Chance of 2013 return: 90%

Jake Peavy
Peavy has been healthy for a full season for his first time in a White Sox uniform, and as a result he’s on track to actually outearn his onerous, $17 million contract (3.4 WAR/$15.3 million value projects to 5.0 WAR/$22.5 million for the full season). His value as a de facto captain of a pitching staff in which no man wishes to lead (no thanks to the ineffectual and now injured John Danks) adds dollars to his contribution, in much the same way Paulie doesn’t have to produce $12 million on the field to earn his postgame spreads and beers. So if Peavy can duplicate his 2012 in 2013, he’d be a fair deal for the White Sox even at the pricier ($22 million) option rate.

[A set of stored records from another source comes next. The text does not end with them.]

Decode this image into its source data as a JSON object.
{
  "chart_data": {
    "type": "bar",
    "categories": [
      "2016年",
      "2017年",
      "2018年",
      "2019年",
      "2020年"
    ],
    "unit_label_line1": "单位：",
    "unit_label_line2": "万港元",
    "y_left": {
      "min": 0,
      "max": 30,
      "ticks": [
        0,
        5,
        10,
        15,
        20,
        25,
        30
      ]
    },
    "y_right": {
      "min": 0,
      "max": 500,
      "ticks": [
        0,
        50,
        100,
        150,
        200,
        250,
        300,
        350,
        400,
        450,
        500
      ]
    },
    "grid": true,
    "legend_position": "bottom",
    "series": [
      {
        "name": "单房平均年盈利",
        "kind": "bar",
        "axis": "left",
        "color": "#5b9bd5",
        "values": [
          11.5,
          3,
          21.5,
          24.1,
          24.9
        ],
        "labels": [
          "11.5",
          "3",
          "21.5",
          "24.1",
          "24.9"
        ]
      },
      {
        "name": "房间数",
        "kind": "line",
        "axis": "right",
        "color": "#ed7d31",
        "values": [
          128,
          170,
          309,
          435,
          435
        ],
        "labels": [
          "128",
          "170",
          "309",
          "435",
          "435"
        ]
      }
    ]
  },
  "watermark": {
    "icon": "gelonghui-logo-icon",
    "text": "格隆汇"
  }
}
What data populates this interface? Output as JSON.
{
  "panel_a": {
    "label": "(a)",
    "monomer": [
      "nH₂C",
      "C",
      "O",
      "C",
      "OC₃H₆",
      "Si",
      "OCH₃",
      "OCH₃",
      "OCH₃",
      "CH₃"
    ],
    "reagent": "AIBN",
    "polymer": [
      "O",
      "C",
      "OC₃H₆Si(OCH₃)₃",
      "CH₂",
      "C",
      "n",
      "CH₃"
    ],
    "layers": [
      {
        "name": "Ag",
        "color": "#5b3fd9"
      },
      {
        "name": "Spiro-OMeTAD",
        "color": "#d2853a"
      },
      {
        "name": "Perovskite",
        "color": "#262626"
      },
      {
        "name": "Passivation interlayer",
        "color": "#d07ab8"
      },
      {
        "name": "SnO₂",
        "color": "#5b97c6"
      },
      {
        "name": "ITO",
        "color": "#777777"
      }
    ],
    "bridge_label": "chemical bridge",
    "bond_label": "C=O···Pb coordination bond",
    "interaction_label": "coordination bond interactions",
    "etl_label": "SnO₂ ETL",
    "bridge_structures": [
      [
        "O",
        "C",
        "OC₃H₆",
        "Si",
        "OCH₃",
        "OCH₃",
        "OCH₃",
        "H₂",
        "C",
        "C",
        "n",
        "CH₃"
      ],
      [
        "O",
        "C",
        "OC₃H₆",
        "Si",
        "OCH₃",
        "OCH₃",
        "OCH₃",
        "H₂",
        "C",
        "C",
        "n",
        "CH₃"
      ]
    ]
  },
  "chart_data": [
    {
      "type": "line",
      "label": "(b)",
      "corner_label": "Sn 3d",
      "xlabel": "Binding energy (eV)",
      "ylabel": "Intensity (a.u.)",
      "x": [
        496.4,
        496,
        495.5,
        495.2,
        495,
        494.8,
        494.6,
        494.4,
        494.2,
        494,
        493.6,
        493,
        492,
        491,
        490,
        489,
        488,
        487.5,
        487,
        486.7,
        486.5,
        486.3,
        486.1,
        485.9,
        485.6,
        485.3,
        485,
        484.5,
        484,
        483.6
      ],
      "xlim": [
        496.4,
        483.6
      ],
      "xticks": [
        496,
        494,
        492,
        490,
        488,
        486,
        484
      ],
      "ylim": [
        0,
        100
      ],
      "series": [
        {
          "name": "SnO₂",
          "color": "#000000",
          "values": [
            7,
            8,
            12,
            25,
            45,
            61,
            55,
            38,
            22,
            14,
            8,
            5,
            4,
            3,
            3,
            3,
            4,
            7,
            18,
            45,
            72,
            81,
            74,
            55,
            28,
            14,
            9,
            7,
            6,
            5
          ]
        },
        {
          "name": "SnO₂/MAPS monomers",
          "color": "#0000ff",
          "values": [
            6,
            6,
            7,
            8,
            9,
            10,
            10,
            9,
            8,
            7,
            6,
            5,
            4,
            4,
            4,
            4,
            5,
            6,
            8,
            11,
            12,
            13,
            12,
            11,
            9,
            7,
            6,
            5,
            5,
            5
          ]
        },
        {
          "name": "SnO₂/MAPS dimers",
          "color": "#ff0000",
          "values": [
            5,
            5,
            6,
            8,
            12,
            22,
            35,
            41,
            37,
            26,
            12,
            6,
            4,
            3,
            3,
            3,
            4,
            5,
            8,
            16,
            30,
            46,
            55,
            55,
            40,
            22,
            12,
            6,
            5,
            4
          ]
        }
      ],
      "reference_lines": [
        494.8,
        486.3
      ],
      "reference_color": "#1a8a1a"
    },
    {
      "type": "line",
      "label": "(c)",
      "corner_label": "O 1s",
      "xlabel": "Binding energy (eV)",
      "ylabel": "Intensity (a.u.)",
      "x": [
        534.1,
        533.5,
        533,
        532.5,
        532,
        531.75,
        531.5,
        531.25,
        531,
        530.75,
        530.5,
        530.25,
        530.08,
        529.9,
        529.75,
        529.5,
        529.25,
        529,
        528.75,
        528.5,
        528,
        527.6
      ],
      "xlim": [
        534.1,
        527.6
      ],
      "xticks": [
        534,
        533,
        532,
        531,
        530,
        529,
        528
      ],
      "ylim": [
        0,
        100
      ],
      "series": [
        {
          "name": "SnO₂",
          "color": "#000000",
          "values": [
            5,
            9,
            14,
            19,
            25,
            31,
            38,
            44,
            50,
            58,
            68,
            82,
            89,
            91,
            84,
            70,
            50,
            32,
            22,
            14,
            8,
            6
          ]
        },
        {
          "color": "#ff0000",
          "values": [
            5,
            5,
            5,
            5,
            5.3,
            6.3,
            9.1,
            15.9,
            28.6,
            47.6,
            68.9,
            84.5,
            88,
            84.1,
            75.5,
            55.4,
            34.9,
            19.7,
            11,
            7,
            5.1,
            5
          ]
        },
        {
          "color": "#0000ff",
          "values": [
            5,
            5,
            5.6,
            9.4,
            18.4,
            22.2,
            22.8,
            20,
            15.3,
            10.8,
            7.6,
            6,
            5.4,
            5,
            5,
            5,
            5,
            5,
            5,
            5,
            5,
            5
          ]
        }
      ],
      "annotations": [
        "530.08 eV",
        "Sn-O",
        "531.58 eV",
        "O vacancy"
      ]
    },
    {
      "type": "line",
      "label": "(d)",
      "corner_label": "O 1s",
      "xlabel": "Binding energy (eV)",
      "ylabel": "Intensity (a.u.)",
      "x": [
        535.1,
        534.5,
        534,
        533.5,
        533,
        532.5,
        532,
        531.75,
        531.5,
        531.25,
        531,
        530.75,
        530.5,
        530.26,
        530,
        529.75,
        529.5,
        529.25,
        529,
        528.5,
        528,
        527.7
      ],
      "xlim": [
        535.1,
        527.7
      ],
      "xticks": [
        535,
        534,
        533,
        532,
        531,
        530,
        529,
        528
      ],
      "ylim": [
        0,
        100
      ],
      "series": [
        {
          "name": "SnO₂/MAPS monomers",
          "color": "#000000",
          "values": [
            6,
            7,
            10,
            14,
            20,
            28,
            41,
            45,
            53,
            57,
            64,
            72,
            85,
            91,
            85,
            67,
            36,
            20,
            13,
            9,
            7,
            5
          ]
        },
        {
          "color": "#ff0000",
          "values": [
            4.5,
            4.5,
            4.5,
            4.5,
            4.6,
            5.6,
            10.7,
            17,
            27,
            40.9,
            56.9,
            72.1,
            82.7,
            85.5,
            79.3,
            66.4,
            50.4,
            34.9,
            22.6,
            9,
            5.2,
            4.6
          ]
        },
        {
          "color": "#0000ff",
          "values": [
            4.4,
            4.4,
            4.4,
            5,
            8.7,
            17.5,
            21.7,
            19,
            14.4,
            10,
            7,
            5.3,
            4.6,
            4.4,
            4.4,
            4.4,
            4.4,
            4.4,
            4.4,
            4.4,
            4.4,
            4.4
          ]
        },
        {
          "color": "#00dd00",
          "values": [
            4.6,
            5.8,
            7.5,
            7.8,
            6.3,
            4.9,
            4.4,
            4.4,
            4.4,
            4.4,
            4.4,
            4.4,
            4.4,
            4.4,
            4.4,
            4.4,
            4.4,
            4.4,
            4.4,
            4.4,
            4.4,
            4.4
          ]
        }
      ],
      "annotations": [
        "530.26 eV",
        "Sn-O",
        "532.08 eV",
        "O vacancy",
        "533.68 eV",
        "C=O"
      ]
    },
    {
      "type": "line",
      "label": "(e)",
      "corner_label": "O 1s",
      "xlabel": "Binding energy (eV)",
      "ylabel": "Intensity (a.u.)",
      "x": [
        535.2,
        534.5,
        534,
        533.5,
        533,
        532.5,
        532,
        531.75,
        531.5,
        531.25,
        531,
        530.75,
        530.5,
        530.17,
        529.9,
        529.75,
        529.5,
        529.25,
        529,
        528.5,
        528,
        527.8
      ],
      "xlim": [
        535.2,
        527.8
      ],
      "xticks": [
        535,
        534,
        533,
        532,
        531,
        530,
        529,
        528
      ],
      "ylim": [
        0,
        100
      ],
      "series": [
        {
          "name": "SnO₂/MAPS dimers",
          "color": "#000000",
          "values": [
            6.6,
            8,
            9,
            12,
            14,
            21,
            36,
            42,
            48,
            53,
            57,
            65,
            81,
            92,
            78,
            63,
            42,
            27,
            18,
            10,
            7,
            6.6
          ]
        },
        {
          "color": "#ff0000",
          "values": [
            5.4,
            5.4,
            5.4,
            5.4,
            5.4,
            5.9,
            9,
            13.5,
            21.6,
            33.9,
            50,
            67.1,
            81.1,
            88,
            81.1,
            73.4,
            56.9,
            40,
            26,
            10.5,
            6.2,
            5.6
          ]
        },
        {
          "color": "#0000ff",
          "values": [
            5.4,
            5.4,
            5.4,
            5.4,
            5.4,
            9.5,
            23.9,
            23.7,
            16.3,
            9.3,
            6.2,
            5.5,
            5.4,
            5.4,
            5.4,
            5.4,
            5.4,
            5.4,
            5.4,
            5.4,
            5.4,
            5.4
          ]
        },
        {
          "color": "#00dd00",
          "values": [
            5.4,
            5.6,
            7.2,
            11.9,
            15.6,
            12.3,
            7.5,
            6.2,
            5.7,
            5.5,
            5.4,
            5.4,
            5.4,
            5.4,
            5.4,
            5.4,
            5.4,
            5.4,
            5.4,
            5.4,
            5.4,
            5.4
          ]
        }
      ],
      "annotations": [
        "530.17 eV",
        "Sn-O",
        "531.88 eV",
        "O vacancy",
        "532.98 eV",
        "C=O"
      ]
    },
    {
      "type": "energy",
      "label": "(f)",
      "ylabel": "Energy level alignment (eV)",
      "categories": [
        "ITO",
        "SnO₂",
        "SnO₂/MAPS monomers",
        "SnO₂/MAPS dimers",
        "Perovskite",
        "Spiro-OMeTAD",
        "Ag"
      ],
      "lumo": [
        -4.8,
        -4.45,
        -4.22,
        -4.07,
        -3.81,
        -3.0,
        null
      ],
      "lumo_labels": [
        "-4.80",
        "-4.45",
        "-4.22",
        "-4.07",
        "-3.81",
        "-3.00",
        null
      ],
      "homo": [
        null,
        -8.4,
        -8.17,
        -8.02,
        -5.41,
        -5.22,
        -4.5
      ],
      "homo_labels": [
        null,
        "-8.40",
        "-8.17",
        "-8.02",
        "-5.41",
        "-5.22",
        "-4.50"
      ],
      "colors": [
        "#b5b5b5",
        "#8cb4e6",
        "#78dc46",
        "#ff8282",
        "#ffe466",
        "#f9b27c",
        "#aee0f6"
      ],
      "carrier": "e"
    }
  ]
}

But it shouldn’t come to that; while Peavy is proud, the Bulldog is not obstinate and realizes he's in the red with the White Sox overall. Provided the White Sox roll his $4 million buyout into a contract extension (maybe it will come in the form of deferred payments later this decade), Peavy would be good to stay in Chicago for a few more years. Look for Danks money in a three-year, $42 million extension.
Chance of 2013 return: 75%

Liriano, under scores of watchful eyes.
Francisco Liriano
Obviously, how the southpaw performs in the stretch run will have a lot to do with Williams’ interest in bringing him back. But in the midst of a disappointing season, (0.7 WAR/$3.2 million value), Liriano could jump at a Floyd-like deal (an escalating, three-year, $24 million contract, let's say). That way, Williams will keep his man and, as an added bonus, potentially torment the rival Minnesota Twins three or four times per season directly.
Chance of 2013 return: 35%


Kevin Youkilis
Yolk is a tough call, as for all the life he breathed initially into the White Sox, he’s still just a 1.2 WAR/$5.4 million player so far this season. Granted, he could sit the rest of the year and remain quite a steal for Williams, who is paying just $1 million for the sweaty one in 2012. His $13 million option in 2013 is another matter entirely, and short of Yolk wanting so badly to stay some sort of Sox that he accepts a Visquelian veteran’s package (let’s say a drop to $4 million), he’ll be gone. Shame, because it’s hard to imagine Brent Morel being any less Morellian in 2013, and I’d wager that $6 million would keep Yolk in Chicago.
Chance of 2013 return: 20%

Snapshots like these will become  increasingly rare in the Dog Days.
Brett Myers
Myers was a gratuitous addition, to the degree that if Jesse Crain hadn't been alternating injured obliques all season long, Myers wouldn't have been added at all. That said, the righthanded veteran has blossomed into an ideal and efficient setup man for rookie Addison Reed. In order for a monstrous 2013 option ($10 million) to kick in, Myers needs to finish 45 games in 2012; he’s at 32 at this point and it would take an absolute implosion by Reed for Myers to finish more than 12 additional games for the White Sox from here. Myers has provided more than .05 WAR per game for the White Sox (per Baseball-Reference), but even that unlikely clip (Myers is just a 0.2 WAR performer on the season overall) won’t make him a good buy in 2013.
Chance of 2013 return: 5%

You guys are really asking me if I'll be back?
Orlando Hudson
Wait, Hudson wasn't on Daryl's short list. No respect for the O-Dog, Dutchman? Sheesh.
Chance of 2013 return: Less than zero.







NOTE: Unless otherwise specified, WAR figures cited are a supermix of Baseball-Reference, FanGraphs and Baseball Prospectus. Per-WAR dollar figures come via FanGraphs: $4.5 million per 1.0 WAR.